17 marzo, la Festa da… non festeggiare
di Edo e Gigi (I Fatebenefratelli)
Sab 25 Marzo 2017 11:13
Scusateci ma, come si dice, ogni tanto ’na rinfrescatella ce vò, si no ce scurdamme chi siamo, o meglio: chi siamo stati, o meglio: chi eravamo. Ci spieghiamo. Il 17 marzo scorso, il nostro presidente Mattarella, con l’enfasi che è propria del suo ruolo istituzionale, ha rammentato alla nazione che sono trascorsi ben 156 anni dalla “cosiddetta” unità d’Italia e… bla bla bla… siamo tutti fratelli e volemese bene. Il buon don Sergio (Mattarella), siciliano di nascita, ben sa che, proprio sulla sua terra approdò il prezzolato Garibaldi, ma tant’è! Lungi da noi la velleità di ricordargli alcune verità storiche, per cui le indirizziamo solo a voi lettori del “Fattariello”. Secondo la storia “ufficiale” il 17 marzo 1861 è il giorno in cui l’epopea risorgimentale, finalmente libera il Meridione dallo straniero invasore e dà vita ad un regno libero, guidato dal piemontese re “galantuomo” (sic) Vittorio Emanuele II con l’ausilio dell’abilità politica del Cavour e quella militare del Garibaldi, l’uomo che, con soli mille uomini, sconfisse l’esercito del Regno delle due Sicilie, formato da 30mila uomini (ma ve ne jate o no?)! Al nostro presidente, pardon: ai nostri lettori, ricordiamo che all’epoca, il nostro glorioso regno era florido al punto tale da far dire a Stehdhal nel 1817: “In Europa ci sono due capitali: Parigi e Napoli”; e Stendhal nun era nu strunzo. Ce vulimme ricurdà nu poco come eravamo grandi? E ricordiamolo. Avevamo il primo museo al mondo (Capodimonte), la prima fabbrica di locomotive, la prima città a fare la raccolta differenziata e a costruire edifici antisismici, avevamo il primo osservatorio astronomico, il primo telegrafo, il San Carlo, la Reggia di Caserta, di Portici, San Pietro a Majella, l’Albergo dei Poveri e... e basta!
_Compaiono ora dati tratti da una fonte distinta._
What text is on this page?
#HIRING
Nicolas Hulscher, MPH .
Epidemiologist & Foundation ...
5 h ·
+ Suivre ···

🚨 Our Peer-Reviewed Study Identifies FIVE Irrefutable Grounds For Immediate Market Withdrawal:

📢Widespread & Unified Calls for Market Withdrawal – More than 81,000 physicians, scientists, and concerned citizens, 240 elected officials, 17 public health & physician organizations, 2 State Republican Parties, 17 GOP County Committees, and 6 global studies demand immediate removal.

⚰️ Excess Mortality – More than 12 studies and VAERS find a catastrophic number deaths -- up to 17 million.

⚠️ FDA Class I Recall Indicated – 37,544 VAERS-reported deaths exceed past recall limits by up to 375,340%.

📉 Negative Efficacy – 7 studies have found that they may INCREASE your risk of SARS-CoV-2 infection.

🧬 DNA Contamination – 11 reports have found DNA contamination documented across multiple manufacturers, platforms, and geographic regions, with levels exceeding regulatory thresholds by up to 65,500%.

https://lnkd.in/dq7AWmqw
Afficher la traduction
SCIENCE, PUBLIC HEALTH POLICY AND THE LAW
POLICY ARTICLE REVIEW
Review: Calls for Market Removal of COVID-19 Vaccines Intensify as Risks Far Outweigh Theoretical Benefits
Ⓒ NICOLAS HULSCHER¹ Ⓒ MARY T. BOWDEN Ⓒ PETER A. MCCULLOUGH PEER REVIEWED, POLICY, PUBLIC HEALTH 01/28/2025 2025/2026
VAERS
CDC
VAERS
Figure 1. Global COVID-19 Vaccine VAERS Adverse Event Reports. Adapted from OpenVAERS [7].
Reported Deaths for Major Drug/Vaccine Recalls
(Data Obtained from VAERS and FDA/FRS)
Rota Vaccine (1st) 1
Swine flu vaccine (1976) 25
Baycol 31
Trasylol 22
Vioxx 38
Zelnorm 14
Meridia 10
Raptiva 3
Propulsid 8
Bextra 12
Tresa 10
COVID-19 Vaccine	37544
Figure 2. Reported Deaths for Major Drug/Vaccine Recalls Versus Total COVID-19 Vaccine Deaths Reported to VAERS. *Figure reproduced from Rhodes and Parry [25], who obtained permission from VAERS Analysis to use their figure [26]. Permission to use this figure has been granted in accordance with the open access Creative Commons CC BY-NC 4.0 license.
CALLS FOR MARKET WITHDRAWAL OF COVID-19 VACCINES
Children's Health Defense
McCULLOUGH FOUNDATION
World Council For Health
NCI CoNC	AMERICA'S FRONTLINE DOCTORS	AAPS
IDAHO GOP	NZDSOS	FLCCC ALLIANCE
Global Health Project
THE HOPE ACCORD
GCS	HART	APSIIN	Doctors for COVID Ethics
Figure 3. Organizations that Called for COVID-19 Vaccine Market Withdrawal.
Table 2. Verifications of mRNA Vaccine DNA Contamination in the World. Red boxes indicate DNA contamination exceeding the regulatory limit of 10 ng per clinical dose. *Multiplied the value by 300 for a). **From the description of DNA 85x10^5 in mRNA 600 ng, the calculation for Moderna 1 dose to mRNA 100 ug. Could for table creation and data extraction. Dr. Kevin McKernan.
Quante volte lo abbiamo già scritto e quante volte lo scriveremo ancora fino a ce fa venì ’e crampi dint’e mmane. E lo scriviamo, più che altro, perché lo sappiano le nuove generazioni e ca nun se facessene strunzià da “uno” ca se parte ”a dint’a nebbia e vulesse cumannà nel… “Paese d’‘o Sole”. Alla prossima.